My life went on with very little change, but I was often seen walking the neighborhood sidewalks with the radio held near to my ear listening to Chubby Checker’s rendition of “The Twist.” I don’t know whatever happened to that radio; broken and discarded I suppose.
The S & H Green Stamp rewards program was a marketing and rewards program initiated by the Sperry and Hutchinson Company. The company was founded in 1896 and the rewards program was popular between the 1930s and lasted until the 1980s. When purchases at selected stores were made, shoppers were rewarded with stamps. The number of stamps dispensed was dependent on the amount of the purchase. The stamps were then licked and placed onto identified spaces on the S&H Green Stamp book’s pages and filled books could be redeemed for merchandise; like transistor radios and electric coffee makers.

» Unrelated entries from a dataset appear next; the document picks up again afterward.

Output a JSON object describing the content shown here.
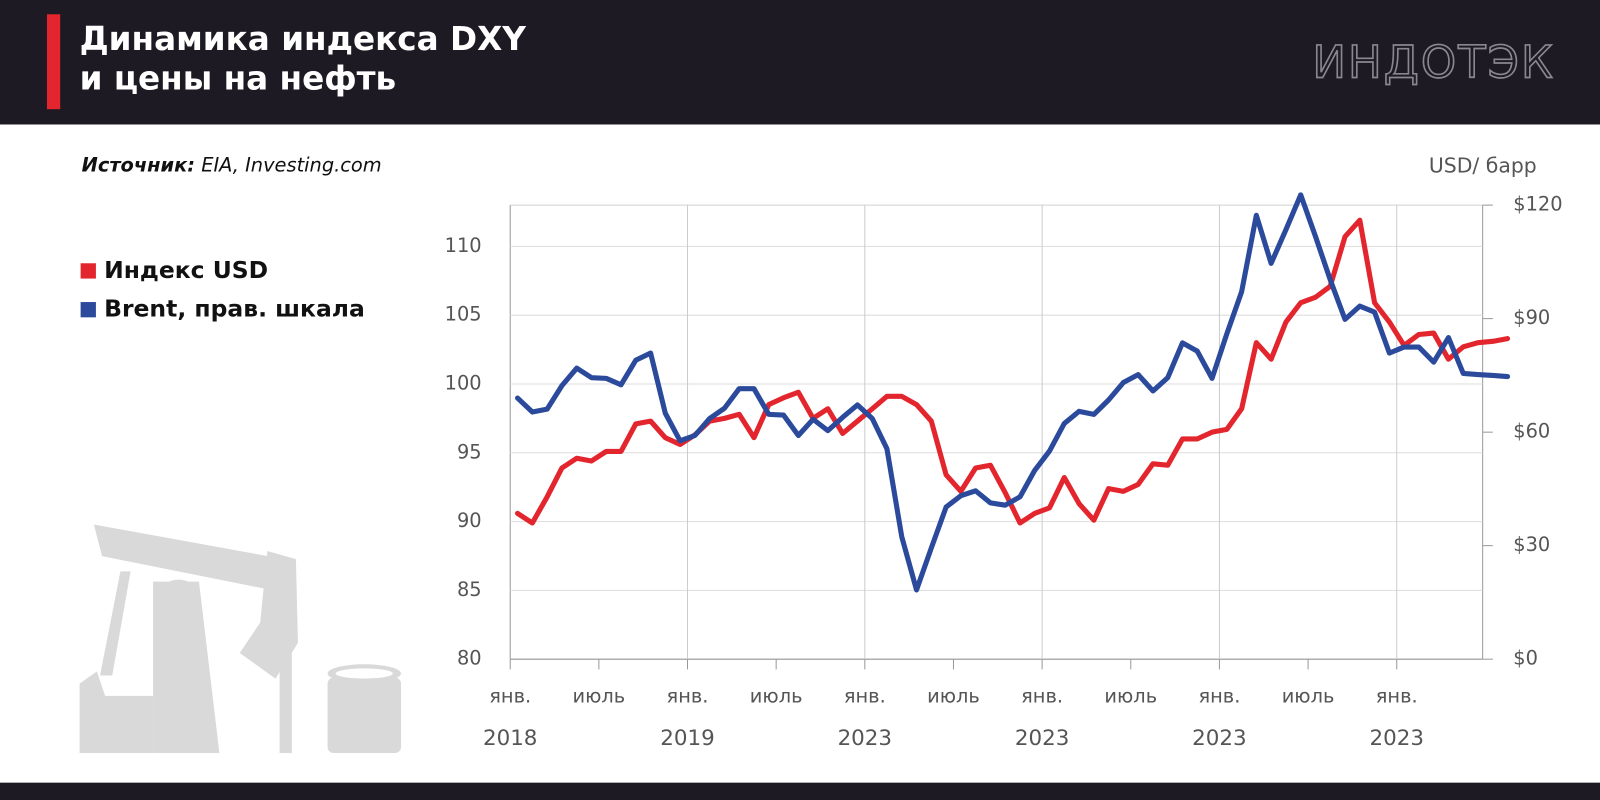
{
  "logo": "ИНДОТЭК",
  "chart_data": {
    "type": "line",
    "title": [
      "Динамика индекса DXY",
      "и цены на нефть"
    ],
    "source_label": "Источник:",
    "source": "EIA, Investing.com",
    "y2_label": "USD/ барр",
    "legend": "left",
    "grid": true,
    "categories": [
      "янв.",
      null,
      null,
      null,
      null,
      null,
      "июль",
      null,
      null,
      null,
      null,
      null,
      "янв.",
      null,
      null,
      null,
      null,
      null,
      "июль",
      null,
      null,
      null,
      null,
      null,
      "янв.",
      null,
      null,
      null,
      null,
      null,
      "июль",
      null,
      null,
      null,
      null,
      null,
      "янв.",
      null,
      null,
      null,
      null,
      null,
      "июль",
      null,
      null,
      null,
      null,
      null,
      "янв.",
      null,
      null,
      null,
      null,
      null,
      "июль",
      null,
      null,
      null,
      null,
      null,
      "янв.",
      null,
      null,
      null,
      null,
      null,
      null,
      null
    ],
    "x_group_labels": [
      "2018",
      "2019",
      "2023",
      "2023",
      "2023",
      "2023"
    ],
    "ylim": [
      80,
      113
    ],
    "yticks": [
      80,
      85,
      90,
      95,
      100,
      105,
      110
    ],
    "y2lim": [
      0,
      120
    ],
    "y2ticks": [
      {
        "value": 0,
        "label": "$0"
      },
      {
        "value": 30,
        "label": "$30"
      },
      {
        "value": 60,
        "label": "$60"
      },
      {
        "value": 90,
        "label": "$90"
      },
      {
        "value": 120,
        "label": "$120"
      }
    ],
    "series": [
      {
        "name": "Индекс USD",
        "color": "#e3262e",
        "values": [
          90.6,
          89.9,
          91.8,
          93.9,
          94.6,
          94.4,
          95.1,
          95.1,
          97.1,
          97.3,
          96.1,
          95.6,
          96.3,
          97.3,
          97.5,
          97.8,
          96.1,
          98.5,
          99.0,
          99.4,
          97.5,
          98.2,
          96.4,
          97.3,
          98.2,
          99.1,
          99.1,
          98.5,
          97.3,
          93.4,
          92.2,
          93.9,
          94.1,
          92.1,
          89.9,
          90.6,
          91.0,
          93.2,
          91.3,
          90.1,
          92.4,
          92.2,
          92.7,
          94.2,
          94.1,
          96.0,
          96.0,
          96.5,
          96.7,
          98.2,
          103.0,
          101.8,
          104.5,
          105.9,
          106.3,
          107.1,
          110.7,
          111.9,
          105.9,
          104.5,
          102.8,
          103.6,
          103.7,
          101.8,
          102.7,
          103.0,
          103.1,
          103.3
        ]
      },
      {
        "name": "Brent, прав. шкала",
        "color": "#2b4a9b",
        "axis": "y2",
        "values": [
          69.0,
          65.3,
          66.1,
          72.3,
          76.9,
          74.4,
          74.2,
          72.5,
          79.0,
          80.9,
          65.0,
          57.7,
          59.1,
          63.6,
          66.3,
          71.5,
          71.5,
          64.7,
          64.5,
          59.1,
          63.4,
          60.4,
          63.9,
          67.2,
          63.6,
          55.6,
          32.4,
          18.3,
          29.4,
          40.2,
          43.2,
          44.5,
          41.3,
          40.7,
          42.9,
          49.9,
          55.0,
          62.3,
          65.5,
          64.7,
          68.5,
          73.1,
          75.2,
          70.9,
          74.4,
          83.6,
          81.4,
          74.2,
          86.0,
          97.1,
          117.3,
          104.6,
          113.5,
          122.7,
          111.7,
          100.3,
          89.8,
          93.3,
          91.7,
          80.9,
          82.5,
          82.5,
          78.5,
          85.0,
          75.5,
          75.2,
          75.0,
          74.7
        ]
      }
    ]
  }
}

A week or so after the receipt of the prized bit of electronics, in the morning before school, I do recall sitting at the kitchen table and enjoying my bowl of “Kellogg’s Corn Flakes” and milk, when I overheard my mother remark, “I’m gonna throw this darn coffee maker away. I guess I’ll get electrocuted someday while I’m wiggling this here cord and nobody will give a damn.”
Then, and under her breath and only barely audible, I heard her say, “When I was growing up, me and my friend Maxine never even thought about getting a fancy radio. Why, if we wanted to listen to music we dragged our butts down to the malt shop or just sang to ourselves; kids these days!”
My mother was a chronic grumbler, but she was also someone who always put my needs, and yes, childhood dreams, before her own; hence my “Westinghouse 8 Transistor Radio with black carrying case and headphone jack.”
Stan Fine is a retired police officer and Verizon Security Department investigator who, after retiring in 2006, moved from Tampa, Fla., to Noel, Mo. Stan’s connection to Noel can be traced back to his grandparents who lived most of their lives there. Stan began writing after the passing of his wife Robin in 2013. Opinions expressed are those of the author.